我正在尝试展平以下内容,但它仅适用于非三重嵌套的 JSON。
工作代码:
导入json
import pandas as pd
from pandas.io.json import json_normalize
data = [{'masterName': 'AAAAAAAAAAA',
'shortname': 'AA',
'info': {
'name': 'randomka'
},
'mainNames': [{'date': '2019-05-16', 'NumberOne': 1111},
{'date': '2019-06-22', 'NumberOne': 2222}]}
]
result = json_normalize(data, 'mainNames', ['masterName', 'shortname',
['info', 'name']],errors='ignore')
不工作:
data2 = [{"masterName": "AAAAAAAAAAA",
"mainNames": [
{
"numbers": [{
"date": "2019-05-16",
"NumberOne": 222}],
"name": "randomka"
},
{
"numbers": [{
"date": "2019-05-16",
"NumberOne": 222}],
"name": "randomka"
}
]
}]
json_normalize(data2, 'mainNames', ['masterName'],errors='ignore')
返回时:
我已经在 json_normalize 代码中尝试了替代的 record_paths 和 metas,但我无法使其适用于这个三重嵌套的 JSON。换句话说,我不能一次性拿走所有的专栏。
我尝试过的替代方案有效且看起来很接近:
json_normalize(data2, ['mainNames','numbers'], ['masterName'],errors='ignore')

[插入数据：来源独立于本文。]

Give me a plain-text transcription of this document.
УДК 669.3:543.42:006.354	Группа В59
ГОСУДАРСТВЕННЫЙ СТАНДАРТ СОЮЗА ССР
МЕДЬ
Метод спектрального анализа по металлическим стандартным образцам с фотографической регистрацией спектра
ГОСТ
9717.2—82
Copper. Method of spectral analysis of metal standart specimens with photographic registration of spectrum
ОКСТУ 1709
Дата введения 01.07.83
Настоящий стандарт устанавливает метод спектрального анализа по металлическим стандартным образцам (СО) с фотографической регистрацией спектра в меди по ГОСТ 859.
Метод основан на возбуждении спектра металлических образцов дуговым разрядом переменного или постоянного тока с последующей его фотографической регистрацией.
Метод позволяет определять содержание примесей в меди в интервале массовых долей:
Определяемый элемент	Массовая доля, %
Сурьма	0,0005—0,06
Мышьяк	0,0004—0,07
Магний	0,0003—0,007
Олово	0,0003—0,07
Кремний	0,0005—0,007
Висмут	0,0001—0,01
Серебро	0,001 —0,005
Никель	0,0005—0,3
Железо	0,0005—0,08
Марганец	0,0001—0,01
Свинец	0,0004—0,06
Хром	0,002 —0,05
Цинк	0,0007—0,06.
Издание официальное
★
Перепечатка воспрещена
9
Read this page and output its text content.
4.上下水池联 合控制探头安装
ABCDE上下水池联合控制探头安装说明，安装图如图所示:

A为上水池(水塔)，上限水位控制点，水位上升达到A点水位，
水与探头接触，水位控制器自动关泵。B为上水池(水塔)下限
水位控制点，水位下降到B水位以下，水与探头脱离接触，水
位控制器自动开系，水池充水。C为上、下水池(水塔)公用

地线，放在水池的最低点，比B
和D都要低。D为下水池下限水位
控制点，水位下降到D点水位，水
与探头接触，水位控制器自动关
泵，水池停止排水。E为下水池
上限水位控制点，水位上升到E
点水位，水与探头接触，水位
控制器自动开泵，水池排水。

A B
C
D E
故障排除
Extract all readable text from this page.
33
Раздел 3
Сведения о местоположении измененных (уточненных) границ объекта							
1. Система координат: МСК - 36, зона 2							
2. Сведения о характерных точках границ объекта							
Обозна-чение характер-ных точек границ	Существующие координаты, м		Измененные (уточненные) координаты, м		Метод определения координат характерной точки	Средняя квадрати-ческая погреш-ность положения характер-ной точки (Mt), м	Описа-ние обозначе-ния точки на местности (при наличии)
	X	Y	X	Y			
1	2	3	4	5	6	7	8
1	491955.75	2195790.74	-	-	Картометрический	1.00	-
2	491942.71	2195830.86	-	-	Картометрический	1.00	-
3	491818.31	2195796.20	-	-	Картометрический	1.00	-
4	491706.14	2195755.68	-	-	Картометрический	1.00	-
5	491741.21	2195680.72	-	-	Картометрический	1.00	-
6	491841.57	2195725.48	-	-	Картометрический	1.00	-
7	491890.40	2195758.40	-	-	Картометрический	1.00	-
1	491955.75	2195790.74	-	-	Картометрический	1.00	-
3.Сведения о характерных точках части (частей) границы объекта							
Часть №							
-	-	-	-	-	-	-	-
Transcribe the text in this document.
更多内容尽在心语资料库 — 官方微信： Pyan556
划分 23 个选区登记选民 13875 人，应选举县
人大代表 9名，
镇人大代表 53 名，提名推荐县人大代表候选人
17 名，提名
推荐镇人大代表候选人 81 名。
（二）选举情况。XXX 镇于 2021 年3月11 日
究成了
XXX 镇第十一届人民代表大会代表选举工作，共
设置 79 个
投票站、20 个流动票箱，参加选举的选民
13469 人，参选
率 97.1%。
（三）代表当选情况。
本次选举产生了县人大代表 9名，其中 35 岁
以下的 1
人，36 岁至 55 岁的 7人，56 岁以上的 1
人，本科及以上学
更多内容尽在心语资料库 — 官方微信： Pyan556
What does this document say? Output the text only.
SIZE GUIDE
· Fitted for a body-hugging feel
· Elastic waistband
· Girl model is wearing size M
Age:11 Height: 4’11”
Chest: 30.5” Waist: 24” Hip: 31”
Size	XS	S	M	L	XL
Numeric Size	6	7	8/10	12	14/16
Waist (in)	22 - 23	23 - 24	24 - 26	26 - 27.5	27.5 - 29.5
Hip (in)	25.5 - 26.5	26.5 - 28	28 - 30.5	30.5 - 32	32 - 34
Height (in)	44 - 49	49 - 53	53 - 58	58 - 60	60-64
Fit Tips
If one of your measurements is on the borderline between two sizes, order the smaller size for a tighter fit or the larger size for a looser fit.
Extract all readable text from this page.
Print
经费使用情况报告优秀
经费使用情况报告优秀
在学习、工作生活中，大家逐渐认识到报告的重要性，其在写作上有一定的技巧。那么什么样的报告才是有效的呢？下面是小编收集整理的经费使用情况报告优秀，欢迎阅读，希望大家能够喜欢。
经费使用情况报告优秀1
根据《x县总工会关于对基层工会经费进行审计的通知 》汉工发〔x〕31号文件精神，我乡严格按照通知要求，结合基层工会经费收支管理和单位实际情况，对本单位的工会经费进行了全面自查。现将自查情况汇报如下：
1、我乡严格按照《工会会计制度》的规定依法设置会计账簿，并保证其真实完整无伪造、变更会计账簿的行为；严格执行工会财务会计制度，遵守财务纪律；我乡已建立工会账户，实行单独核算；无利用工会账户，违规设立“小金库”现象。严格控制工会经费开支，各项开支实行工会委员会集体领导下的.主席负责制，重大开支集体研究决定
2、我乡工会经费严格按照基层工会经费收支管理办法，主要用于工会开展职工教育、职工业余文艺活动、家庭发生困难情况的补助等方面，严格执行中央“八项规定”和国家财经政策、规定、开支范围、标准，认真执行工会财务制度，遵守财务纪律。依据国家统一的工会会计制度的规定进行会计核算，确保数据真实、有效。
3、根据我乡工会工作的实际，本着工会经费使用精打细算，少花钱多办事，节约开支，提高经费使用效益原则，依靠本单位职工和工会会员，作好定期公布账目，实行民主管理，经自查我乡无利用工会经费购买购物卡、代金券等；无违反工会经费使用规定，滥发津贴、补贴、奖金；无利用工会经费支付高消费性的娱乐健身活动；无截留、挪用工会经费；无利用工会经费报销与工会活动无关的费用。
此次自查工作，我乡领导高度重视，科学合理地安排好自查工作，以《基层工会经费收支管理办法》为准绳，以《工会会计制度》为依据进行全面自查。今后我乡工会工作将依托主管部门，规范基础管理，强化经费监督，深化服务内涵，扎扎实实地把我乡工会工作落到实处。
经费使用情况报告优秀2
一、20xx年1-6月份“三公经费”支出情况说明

输出几乎是一个 Excel View ,数据按列排列。根据评论请求的预期 View :
UPD:数据可能有多个数字分支:
data2 = [{"masterName": "AAAAAAAAAAA",
"mainNames": [
{
"numbers": [{
"date": "2019-05-16",
"NumberOne": 222}],
"name": "randomka"
},
{
"numbers": [{
"date": "2019-05-16",
"NumberOne": 222},
{
"date": "2019-07-01",
"NumberOne": 341}],
"name": "randomka"
}
]
}]
最佳答案
正如 @Aayush Mahajan 在评论中所建议的,定义自己的函数可能会更简单。这是使用 data2 的一个:
out = []
data2 = data2[0] # Remove first level
for main in data2["mainNames"]: # Iterate "mainNames"
sub_dict = {"masterName": data2['mainNames']} # Init new dict (df row) with "mainNames"
sub_dict.update(main["numbers"][0]) # Add all fields from "numbers"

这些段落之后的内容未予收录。